Department of Chemistry, Graduate School of Science, Osaka City University, Sumiyoshi-ku, Osaka, 558-8585, Japan.
Chem Asian J. 2021 Jul 19;16(14):1882-1886. doi: 10.1002/asia.202100383. Epub 2021 May 26.
Histrionicotoxin (HTX) alkaloids isolated from the poison arrow frogs possess a unique structure characterized by a 1-azaspiro[5.5]undecane skeleton common to the HTX family. The unique molecular architecture of HTXs and the interest as potential target drugs have prompted synthetic chemists to promote the total synthesis so far. However, all of the synthetic strategies to access the 1-azaspiro[5.5]undecane framework of HTXs take a multistep approach from linear starting materials due to stepwise construction of either six-membered carbo- or azacycle. Herein, we report the direct one-step construction of the 1-azaspiro[5.5]undecane skeleton from linear amino ynone substrates bearing an N-methoxycarbonyl group utilizing our mercuric triflate (Hg(OTf) )-catalyzed cycloisomerization reaction. The utility of this novel methodology was demonstrated by the total and formal syntheses of HTX-235A and HTX-283A, respectively, from the azaspirocycle.
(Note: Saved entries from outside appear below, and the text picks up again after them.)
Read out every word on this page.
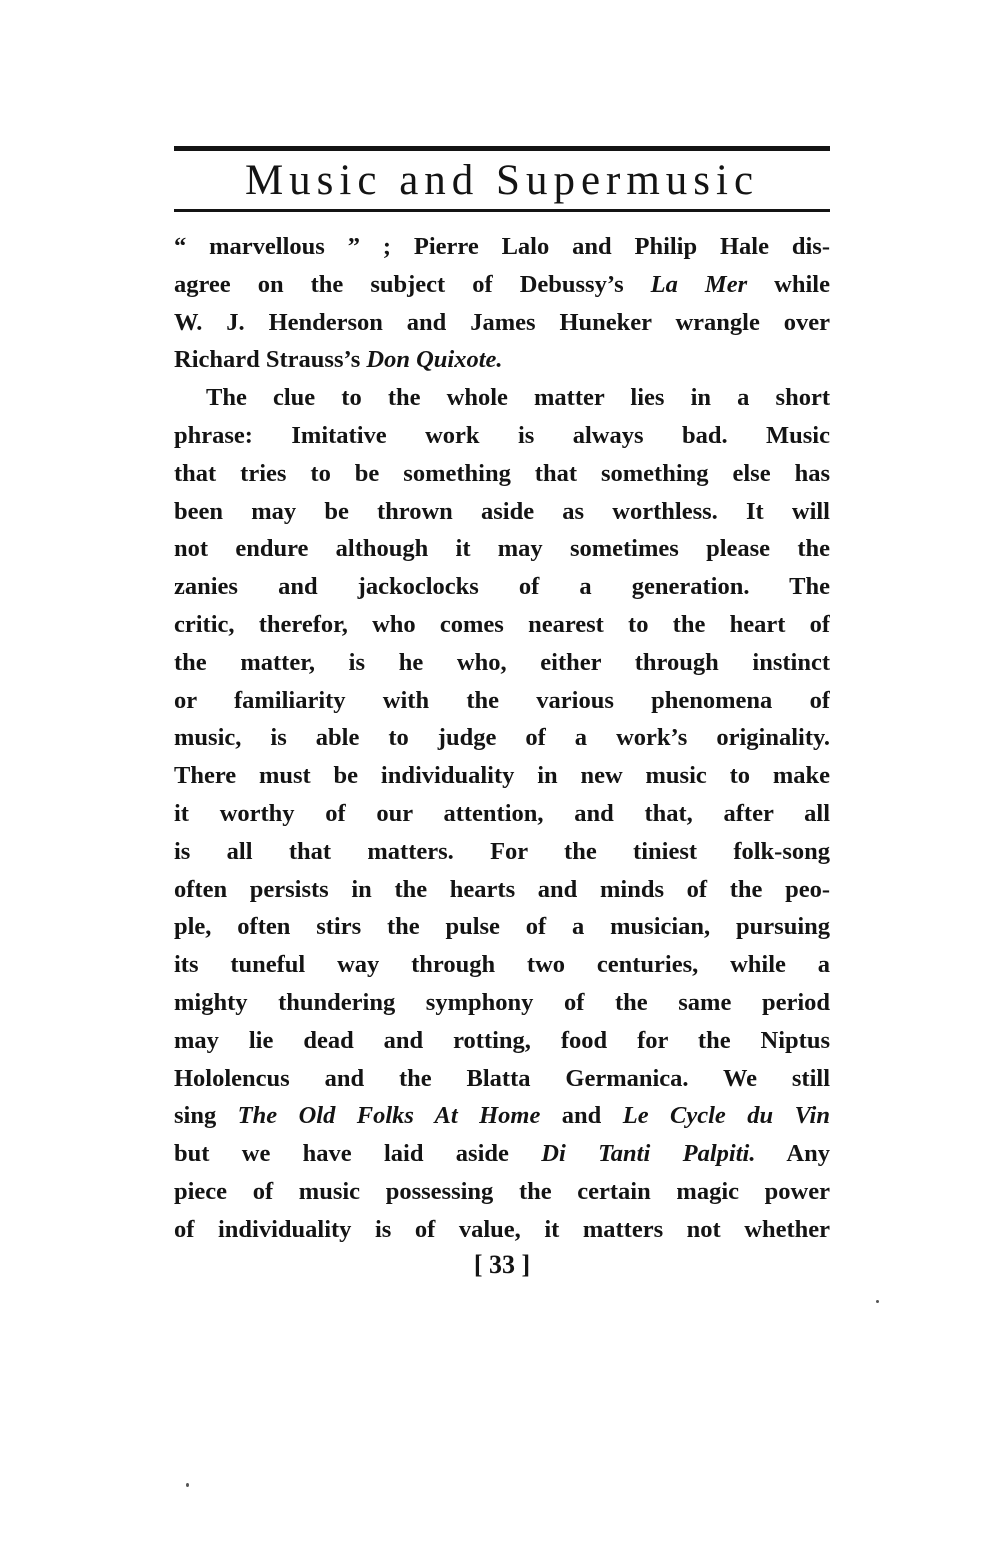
Music and Supermusic
“ marvellous ” ; Pierre Lalo and Philip Hale dis-
agree on the subject of Debussy’s La Mer while
W. J. Henderson and James Huneker wrangle over
Richard Strauss’s Don Quixote.
The clue to the whole matter lies in a short
phrase: Imitative work is always bad. Music
that tries to be something that something else has
been may be thrown aside as worthless. It will
not endure although it may sometimes please the
zanies and jackoclocks of a generation. The
critic, therefor, who comes nearest to the heart of
the matter, is he who, either through instinct
or familiarity with the various phenomena of
music, is able to judge of a work’s originality.
There must be individuality in new music to make
it worthy of our attention, and that, after all
is all that matters. For the tiniest folk-song
often persists in the hearts and minds of the peo-
ple, often stirs the pulse of a musician, pursuing
its tuneful way through two centuries, while a
mighty thundering symphony of the same period
may lie dead and rotting, food for the Niptus
Hololencus and the Blatta Germanica. We still
sing The Old Folks At Home and Le Cycle du Vin
but we have laid aside Di Tanti Palpiti. Any
piece of music possessing the certain magic power
of individuality is of value, it matters not whether
[ 33 ]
从毒箭蛙中分离出的拟态毒素 (HTX) 生物碱具有独特的结构,其特征是 HTX 家族共有的 1-氮杂螺[5.5]十一烷骨架。HTX 的独特分子结构以及作为潜在靶标药物的兴趣促使合成化学家迄今为止推动了全合成。然而,由于六元碳环或氮杂环的逐步构建,所有用于构建 HTX 1-氮杂螺[5.5]十一烷骨架的合成策略都从线性起始原料出发采用多步方法。在此,我们报告了利用我们的三氟甲磺酸汞 (Hg(OTf) )-催化的环异构化反应,从带有 N-甲氧基羰基的线性氨基炔酮底物直接一步构建 1-氮杂螺[5.5]十一烷骨架。该新方法的实用性通过从氮杂螺环分别进行 HTX-235A 和 HTX-283A 的全合成和形式合成得到了证明。